In doing so Musk has won many friends on the political right, with many conservatives, particularly in the United States, believing they are currently unfairly targeted by social media platforms to the point wherein posts are muffled or suppressed.

Others, myself included, believe that platforms such as Twitter, Facebook et al should be treated with the same standards applied to publishers in that they should be held accountable for the content it allows to appear.

With this being 2022 and the ability to countenance more than one point of view becoming an increasingly rare commodity, there are many who speculate that Musk’s

assuming full control of the company will result in a relaxation of its content moderation rules.

They fear that previously suspended accounts, most infamously that of former US president Donald Trump, will be allowed to return to the site.

Safety campaigners have also raised concern that violent and abusive speech against users will proliferate as a result of the takeover.

Musk has said he wants to make make Twitter more accessible, saying he will make the site’s algorithms open source – meaning the code used to build them would be publicly accessible to allow users to see how certain posts were served to them in their timelines.

He said he wants to do this in the name of trust, and that this model is better than having tweets be “mysteriously promoted or demoted”.

And he has also vowed to crack down on ‘spam bots’, fake accounts used to relentlessly post misleading content to artificially influence discussion on the platform.

As if all of this was not enough he will have to convince a voluble mob of callow social justice warriors that consider freedom of speech to be a secondary concern to exposure to views they take issue with. Indeed many say they intend to quit Twitter as a result of the deal.

This myopic point of view threatens to treat free speech as an almost outdated concept rather than the inalienable universal human right it is.

Can Musk make Twitter a free and open platform while ensuring people’s safety?

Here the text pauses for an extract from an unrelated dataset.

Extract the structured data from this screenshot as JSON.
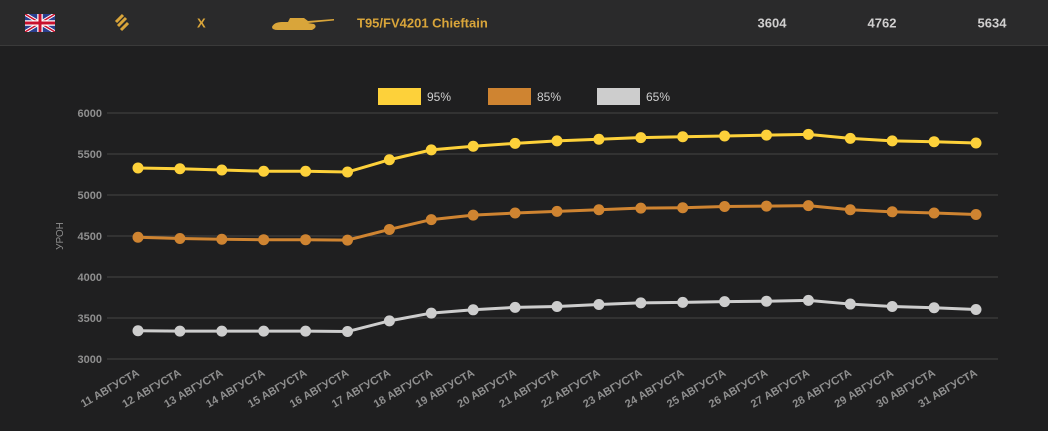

That remains to be seen. But I take comfort from the views of human rights activist Ayaan Hirsi Ali who called the news “a great day for free speech”.

Ms Hirsi Ali works to liberate women and girls from cultural practices that violate their human rights, motivated in part by her own lived experiences.

Her father was imprisoned due to his opposition to the brutal Siad Barre government in her native Somalia.

As an adult she played a role in the production of a Dutch film critical of the treatment of women in certain Islamic cultures, a film which resulted in the murder of its director and forced her to go into hiding.

Now an American citizen, she knows all to well what happens to a society that suppresses free speech.

Without it people’s identity, values and beliefs are swept away. Hate speech is never acceptable but it should be challenged, not silenced.

History shows that such actions inevitably lead to disaster.